Washington New data show that slowdown in the nation's long housing boom, which has been anticipated for at least two years, appears to have arrived.
Sales of new homes came in at the slowest pace in a year in January, and the backlog of unsold homes rose to an all-time high, the Commerce Department reported Monday.
Making those developments even more dramatic was the fact that they occurred during an exceptionally mild January - the warmest in more than 100 years.
"The weather in January was as good as it gets, yet demand fell," said Joel Naroff, chief economist at Naroff Economic Advisors. "The decline in new home sales in January makes it clear that there is some real softening in the housing market."
The Commerce Department reported that sales of new single-family homes dropped by 5 percent to a seasonally adjusted annual rate of 1.233 million units last month.
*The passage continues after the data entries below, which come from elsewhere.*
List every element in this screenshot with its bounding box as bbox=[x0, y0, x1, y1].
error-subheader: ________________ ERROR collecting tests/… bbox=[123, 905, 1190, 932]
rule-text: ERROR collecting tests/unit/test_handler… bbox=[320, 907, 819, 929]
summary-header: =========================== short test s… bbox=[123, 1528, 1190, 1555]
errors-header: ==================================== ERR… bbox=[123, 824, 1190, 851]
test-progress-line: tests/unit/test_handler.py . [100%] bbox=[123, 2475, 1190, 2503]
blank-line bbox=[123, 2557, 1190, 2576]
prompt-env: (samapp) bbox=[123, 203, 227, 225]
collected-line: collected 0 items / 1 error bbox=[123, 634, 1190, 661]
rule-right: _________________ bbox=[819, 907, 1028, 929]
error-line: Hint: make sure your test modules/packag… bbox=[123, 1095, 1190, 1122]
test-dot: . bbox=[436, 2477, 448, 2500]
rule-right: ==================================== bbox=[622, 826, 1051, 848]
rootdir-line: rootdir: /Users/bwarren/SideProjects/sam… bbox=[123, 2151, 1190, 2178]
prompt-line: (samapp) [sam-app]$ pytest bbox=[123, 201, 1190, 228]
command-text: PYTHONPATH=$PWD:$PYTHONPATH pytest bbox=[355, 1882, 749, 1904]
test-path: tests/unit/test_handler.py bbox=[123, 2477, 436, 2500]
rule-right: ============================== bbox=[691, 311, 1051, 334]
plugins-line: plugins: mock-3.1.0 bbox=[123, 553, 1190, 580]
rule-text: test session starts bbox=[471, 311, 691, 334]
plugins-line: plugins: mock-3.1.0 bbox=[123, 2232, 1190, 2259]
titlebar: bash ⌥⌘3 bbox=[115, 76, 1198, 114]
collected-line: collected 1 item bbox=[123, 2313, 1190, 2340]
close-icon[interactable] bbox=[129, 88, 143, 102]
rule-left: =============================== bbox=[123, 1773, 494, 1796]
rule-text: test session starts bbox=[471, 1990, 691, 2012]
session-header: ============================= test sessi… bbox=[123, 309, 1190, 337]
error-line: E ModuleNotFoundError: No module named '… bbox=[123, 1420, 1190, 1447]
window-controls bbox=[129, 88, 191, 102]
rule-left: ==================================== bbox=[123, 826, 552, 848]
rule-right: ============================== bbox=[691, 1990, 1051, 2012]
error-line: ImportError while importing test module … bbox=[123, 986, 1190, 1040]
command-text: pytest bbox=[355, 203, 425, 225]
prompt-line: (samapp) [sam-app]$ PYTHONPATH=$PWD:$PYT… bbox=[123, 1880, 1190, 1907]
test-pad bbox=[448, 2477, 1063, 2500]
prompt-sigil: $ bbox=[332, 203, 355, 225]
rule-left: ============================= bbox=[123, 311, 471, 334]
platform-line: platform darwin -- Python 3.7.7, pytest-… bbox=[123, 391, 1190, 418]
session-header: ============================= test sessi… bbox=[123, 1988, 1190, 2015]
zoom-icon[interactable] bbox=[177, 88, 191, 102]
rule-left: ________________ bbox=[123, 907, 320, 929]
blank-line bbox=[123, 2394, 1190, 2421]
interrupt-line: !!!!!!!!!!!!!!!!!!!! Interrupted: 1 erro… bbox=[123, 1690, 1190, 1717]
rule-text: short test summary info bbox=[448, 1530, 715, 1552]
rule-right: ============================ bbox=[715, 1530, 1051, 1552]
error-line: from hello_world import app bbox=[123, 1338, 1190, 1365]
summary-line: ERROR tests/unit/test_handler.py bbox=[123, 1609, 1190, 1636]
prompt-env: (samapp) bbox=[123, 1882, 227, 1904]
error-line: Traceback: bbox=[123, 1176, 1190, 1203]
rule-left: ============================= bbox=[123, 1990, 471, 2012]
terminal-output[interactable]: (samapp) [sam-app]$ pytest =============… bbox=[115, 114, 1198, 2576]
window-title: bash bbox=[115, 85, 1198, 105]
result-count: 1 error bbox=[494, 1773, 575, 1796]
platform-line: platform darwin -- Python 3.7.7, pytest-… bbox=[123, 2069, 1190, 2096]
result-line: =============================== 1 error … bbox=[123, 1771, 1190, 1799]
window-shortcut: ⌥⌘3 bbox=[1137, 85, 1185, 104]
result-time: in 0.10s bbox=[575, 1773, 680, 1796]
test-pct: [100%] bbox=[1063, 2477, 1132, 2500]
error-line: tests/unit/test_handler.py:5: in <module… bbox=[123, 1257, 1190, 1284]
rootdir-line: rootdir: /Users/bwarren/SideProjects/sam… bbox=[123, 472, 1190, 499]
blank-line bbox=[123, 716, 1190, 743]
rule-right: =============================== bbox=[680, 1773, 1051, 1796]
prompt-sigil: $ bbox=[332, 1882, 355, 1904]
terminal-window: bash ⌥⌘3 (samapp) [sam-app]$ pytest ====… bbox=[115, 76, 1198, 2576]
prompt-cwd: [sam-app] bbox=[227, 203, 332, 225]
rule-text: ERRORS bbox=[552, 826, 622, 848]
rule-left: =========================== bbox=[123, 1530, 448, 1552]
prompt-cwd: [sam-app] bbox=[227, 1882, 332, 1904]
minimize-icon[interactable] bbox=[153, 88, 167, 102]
That was the slowest pace since January 2005 and left the number of unsold homes at a record high of 528,000.
Earlier this month the Douglas County Appraiser's Office reported that sales of 45 homes closed in Lawrence last month, down 26 percent from the 61 sales recorded during the same month a year earlier.
The 5 percent sales decline nationwide was bigger than expected, dashing hopes that the milder-than-normal January would help to bolster demand. The warm weather had pushed up the level of construction starts last month by 14.5 percent, the fastest rate in three decades.
But the new report showed that with sales lagging, the increase in building activity left a total of 528,000 new homes still for sale at the end of the month, a nine-year high.